In het licht van deze gemotiveerde betwisting had het op de weg gelegen van [naam eiseres] om haar stelling, dat de kabelbrug onaanvaardbaar glad was, nader te motiveren. Het enkele gegeven dat [naam eiseres] ter hoogte van de kabelbrug ten val is gekomen, kan niet tot de conclusie leiden dat de kabelbrug dus onaanvaardbaar glad moet zijn geweest.

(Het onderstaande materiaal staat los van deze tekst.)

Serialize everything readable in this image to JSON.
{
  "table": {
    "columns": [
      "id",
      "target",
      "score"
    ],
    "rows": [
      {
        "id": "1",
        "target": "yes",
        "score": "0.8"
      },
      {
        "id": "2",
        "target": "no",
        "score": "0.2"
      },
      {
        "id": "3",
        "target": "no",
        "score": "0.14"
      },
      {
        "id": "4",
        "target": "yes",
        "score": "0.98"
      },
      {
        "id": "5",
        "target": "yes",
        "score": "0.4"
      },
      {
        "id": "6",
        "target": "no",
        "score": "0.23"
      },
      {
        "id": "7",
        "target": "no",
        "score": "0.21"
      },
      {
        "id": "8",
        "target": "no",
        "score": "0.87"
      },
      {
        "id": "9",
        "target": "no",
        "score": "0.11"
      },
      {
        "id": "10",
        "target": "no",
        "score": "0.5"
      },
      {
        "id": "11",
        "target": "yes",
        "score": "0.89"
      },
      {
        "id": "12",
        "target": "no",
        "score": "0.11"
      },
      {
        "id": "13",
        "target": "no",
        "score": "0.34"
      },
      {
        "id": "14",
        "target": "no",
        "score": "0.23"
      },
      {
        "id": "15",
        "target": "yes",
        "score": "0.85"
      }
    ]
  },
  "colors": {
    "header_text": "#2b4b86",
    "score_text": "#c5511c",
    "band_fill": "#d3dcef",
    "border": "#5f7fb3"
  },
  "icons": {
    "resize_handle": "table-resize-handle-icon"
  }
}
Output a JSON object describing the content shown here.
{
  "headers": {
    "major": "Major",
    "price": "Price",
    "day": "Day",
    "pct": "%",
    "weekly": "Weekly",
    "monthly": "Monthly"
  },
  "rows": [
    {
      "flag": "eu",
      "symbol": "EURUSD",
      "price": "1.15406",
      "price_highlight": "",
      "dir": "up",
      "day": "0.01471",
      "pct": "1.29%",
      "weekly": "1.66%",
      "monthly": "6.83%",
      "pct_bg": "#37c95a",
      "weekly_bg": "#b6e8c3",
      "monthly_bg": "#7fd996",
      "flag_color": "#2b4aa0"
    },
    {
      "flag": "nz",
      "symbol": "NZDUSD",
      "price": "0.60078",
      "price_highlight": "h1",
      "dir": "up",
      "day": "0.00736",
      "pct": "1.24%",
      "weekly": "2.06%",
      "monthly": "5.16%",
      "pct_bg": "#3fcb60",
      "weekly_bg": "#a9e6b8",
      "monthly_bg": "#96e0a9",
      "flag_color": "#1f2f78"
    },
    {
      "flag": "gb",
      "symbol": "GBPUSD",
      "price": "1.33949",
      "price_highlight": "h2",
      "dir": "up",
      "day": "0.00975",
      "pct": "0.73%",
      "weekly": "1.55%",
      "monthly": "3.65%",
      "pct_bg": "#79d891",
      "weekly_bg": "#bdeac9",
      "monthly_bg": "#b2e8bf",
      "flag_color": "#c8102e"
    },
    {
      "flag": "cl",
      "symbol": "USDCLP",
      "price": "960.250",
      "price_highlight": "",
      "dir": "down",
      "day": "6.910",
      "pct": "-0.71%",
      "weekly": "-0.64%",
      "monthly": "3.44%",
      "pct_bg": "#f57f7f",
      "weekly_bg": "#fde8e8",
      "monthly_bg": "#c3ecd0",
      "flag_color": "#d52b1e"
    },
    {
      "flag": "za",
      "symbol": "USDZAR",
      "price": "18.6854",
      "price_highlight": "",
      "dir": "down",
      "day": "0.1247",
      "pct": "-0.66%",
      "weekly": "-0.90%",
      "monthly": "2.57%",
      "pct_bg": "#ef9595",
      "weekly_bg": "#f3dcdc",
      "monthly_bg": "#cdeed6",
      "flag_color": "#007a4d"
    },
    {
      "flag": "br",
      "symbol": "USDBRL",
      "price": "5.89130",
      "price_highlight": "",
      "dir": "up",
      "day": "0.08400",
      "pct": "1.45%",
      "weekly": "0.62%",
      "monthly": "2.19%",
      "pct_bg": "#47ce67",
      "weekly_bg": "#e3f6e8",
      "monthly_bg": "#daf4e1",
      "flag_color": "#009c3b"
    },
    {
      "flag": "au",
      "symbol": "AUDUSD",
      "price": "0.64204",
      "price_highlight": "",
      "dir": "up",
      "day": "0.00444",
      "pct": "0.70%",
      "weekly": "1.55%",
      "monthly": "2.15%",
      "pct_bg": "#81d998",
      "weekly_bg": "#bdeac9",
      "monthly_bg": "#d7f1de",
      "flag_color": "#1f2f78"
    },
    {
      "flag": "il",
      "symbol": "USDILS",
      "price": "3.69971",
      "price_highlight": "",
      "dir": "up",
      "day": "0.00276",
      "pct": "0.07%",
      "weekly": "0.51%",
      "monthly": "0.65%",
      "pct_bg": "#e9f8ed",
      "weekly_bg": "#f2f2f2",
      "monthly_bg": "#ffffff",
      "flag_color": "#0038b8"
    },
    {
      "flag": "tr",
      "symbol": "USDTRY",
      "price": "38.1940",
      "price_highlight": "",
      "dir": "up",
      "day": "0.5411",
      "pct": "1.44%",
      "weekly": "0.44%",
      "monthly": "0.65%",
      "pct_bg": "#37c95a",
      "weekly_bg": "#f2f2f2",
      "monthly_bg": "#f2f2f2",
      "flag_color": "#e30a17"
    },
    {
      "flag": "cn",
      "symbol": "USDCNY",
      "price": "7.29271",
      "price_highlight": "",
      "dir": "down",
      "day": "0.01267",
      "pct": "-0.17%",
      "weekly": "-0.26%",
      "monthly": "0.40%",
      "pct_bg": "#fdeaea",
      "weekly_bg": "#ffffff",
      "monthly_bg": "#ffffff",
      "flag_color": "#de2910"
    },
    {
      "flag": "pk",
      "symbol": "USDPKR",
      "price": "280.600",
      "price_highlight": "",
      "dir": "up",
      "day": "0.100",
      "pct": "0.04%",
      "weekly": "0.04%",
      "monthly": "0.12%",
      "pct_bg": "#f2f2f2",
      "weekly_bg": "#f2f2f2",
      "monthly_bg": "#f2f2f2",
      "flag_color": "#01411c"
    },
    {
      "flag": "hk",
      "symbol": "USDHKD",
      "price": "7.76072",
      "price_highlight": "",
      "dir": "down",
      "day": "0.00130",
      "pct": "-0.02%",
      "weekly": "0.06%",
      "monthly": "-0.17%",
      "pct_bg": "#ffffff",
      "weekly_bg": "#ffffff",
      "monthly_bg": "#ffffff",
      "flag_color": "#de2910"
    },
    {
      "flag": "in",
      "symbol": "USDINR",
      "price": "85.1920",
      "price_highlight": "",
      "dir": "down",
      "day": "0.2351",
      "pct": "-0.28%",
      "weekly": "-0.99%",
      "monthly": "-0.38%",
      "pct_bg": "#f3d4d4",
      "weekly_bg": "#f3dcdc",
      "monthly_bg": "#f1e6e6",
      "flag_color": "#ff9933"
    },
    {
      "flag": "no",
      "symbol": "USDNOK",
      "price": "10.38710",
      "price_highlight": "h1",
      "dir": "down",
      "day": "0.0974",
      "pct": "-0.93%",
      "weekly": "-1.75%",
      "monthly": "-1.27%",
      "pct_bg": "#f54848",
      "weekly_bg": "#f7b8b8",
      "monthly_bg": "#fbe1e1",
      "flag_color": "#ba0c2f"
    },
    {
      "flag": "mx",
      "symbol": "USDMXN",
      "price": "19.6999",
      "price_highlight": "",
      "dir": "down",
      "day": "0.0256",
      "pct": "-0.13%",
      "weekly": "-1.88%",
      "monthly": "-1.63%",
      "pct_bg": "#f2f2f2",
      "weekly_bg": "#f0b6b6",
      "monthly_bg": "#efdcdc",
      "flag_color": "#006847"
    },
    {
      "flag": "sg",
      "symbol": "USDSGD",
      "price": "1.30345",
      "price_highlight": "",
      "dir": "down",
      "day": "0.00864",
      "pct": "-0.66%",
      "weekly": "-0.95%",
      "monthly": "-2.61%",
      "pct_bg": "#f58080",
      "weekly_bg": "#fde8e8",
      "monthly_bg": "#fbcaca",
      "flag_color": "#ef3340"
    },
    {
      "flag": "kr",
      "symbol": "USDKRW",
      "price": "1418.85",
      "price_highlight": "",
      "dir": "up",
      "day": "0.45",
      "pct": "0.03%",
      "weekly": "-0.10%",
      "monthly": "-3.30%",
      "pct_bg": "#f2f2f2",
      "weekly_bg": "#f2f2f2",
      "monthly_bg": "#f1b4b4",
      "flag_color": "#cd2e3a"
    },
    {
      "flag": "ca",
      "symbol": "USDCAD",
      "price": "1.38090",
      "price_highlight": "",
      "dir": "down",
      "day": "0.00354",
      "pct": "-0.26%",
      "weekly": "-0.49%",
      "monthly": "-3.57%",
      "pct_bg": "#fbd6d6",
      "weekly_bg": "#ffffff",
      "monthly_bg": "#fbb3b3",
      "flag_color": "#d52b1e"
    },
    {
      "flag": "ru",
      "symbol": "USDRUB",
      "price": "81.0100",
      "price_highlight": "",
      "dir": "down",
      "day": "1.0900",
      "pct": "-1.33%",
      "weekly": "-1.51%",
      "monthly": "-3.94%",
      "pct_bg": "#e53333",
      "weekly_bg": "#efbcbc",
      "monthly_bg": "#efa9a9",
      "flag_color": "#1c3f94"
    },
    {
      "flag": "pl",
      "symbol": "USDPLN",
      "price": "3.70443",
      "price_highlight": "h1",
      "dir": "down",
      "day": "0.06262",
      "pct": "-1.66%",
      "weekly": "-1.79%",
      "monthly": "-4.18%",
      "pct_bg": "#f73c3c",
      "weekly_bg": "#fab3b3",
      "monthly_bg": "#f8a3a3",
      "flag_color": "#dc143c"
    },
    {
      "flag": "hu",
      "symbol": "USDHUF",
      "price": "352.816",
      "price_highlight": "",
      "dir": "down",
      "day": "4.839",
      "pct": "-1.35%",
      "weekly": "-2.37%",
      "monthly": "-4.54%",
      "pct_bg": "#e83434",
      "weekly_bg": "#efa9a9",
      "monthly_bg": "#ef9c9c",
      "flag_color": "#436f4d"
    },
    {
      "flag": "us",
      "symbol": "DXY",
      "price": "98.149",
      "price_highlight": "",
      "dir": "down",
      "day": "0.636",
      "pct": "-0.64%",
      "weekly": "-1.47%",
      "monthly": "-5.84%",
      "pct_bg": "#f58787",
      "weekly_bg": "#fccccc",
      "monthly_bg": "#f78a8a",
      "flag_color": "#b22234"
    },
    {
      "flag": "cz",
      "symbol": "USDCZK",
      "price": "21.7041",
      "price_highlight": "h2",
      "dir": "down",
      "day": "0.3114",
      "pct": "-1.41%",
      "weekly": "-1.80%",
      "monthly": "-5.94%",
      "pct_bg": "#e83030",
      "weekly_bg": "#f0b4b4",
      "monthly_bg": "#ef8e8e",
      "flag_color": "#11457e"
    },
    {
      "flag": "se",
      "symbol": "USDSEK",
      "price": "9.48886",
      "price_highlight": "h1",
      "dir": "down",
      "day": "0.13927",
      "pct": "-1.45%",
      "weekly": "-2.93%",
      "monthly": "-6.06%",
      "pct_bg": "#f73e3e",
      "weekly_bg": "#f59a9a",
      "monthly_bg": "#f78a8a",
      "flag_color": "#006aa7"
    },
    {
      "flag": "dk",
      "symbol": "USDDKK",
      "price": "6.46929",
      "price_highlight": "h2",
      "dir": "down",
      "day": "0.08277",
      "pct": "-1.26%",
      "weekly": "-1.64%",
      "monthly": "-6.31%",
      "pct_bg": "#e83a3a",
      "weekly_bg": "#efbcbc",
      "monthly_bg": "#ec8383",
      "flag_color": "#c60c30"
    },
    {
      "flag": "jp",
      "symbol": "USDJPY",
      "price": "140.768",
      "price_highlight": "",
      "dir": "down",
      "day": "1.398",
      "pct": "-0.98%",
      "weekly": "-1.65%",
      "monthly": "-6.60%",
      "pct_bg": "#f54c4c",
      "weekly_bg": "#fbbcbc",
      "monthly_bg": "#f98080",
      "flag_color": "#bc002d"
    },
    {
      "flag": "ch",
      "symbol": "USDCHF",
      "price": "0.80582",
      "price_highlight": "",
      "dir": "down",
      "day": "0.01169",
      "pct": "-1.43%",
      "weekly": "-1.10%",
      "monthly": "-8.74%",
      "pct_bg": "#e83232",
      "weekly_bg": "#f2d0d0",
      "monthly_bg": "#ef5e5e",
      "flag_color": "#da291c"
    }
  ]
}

Er kunnen immers ook andere oorzaken ten grondslag liggen aan de val van [naam eiseres] . Voor zover [naam eiseres] meent dat de verklaring van [naam getuige] ter onderbouwing van haar stelling kan dienen, overweegt de rechtbank dat uit de verklaring van [naam getuige] niet volgt dat zij heeft vastgesteld dat de kabelbrug onaanvaardbaar glad was. [naam getuige] noemt de gladheid van de kabelbrug (naast de snelheid van de elektrische fiets) enkel als mogelijke oorzaak van de val van [naam eiseres] . De stelling van [naam eiseres] , dat de kabelbrug onaanvaardbaar glad was, wordt daarom bij gebrek aan onderbouwing gepasseerd.
4.8.
Het vorenstaande leidt tot de conclusie dat [naam gedaagde] [naam eiseres] niet heeft blootgesteld aan een groter risico dan onder de gegeven omstandigheden redelijkerwijs verantwoord was en dat het ongeval is te wijten aan een ongelukkige samenloop van omstandigheden. De vordering zal dan ook worden afgewezen.
4.9.
[naam eiseres] zal als de in het ongelijk gestelde partij in de proceskosten worden veroordeeld. De kosten aan de zijde van [naam gedaagde] worden begroot op:
– griffierecht € 639,00
– salaris advocaat € 904,00 (2,0 punten × tarief € 452,00)
Totaal € 1.543,00
4.10.
De gevorderde veroordeling in de nakosten is in het kader van deze procedure slechts toewijsbaar voor zover deze kosten op dit moment reeds kunnen worden begroot. De nakosten zullen dan ook worden toegewezen op de wijze zoals in de beslissing vermeld.
5 De beslissing
De rechtbank
5.1.
wijst de vorderingen af,
5.2.
veroordeelt [naam eiseres] in de proceskosten, aan de zijde van [naam gedaagde] tot op heden begroot op € 1.543,00,
5.3.
veroordeelt [naam eiseres] in de na dit vonnis ontstane kosten, begroot op € 157,00 aan salaris advocaat, te vermeerderen, onder de voorwaarde dat niet binnen 14 dagen na aanschrijving aan het vonnis heeft voldaan en er vervolgens betekening van de uitspraak heeft plaatsgevonden, met een bedrag van € 82,00 aan salaris advocaat en de explootkosten van betekening van de uitspraak,
5.4.
verklaart dit vonnis wat betreft de kostenveroordeling uitvoerbaar bij voorraad.
Dit vonnis is gewezen door mr. S.M. den Hollander en in het openbaar uitgesproken op 7 augustus 2019.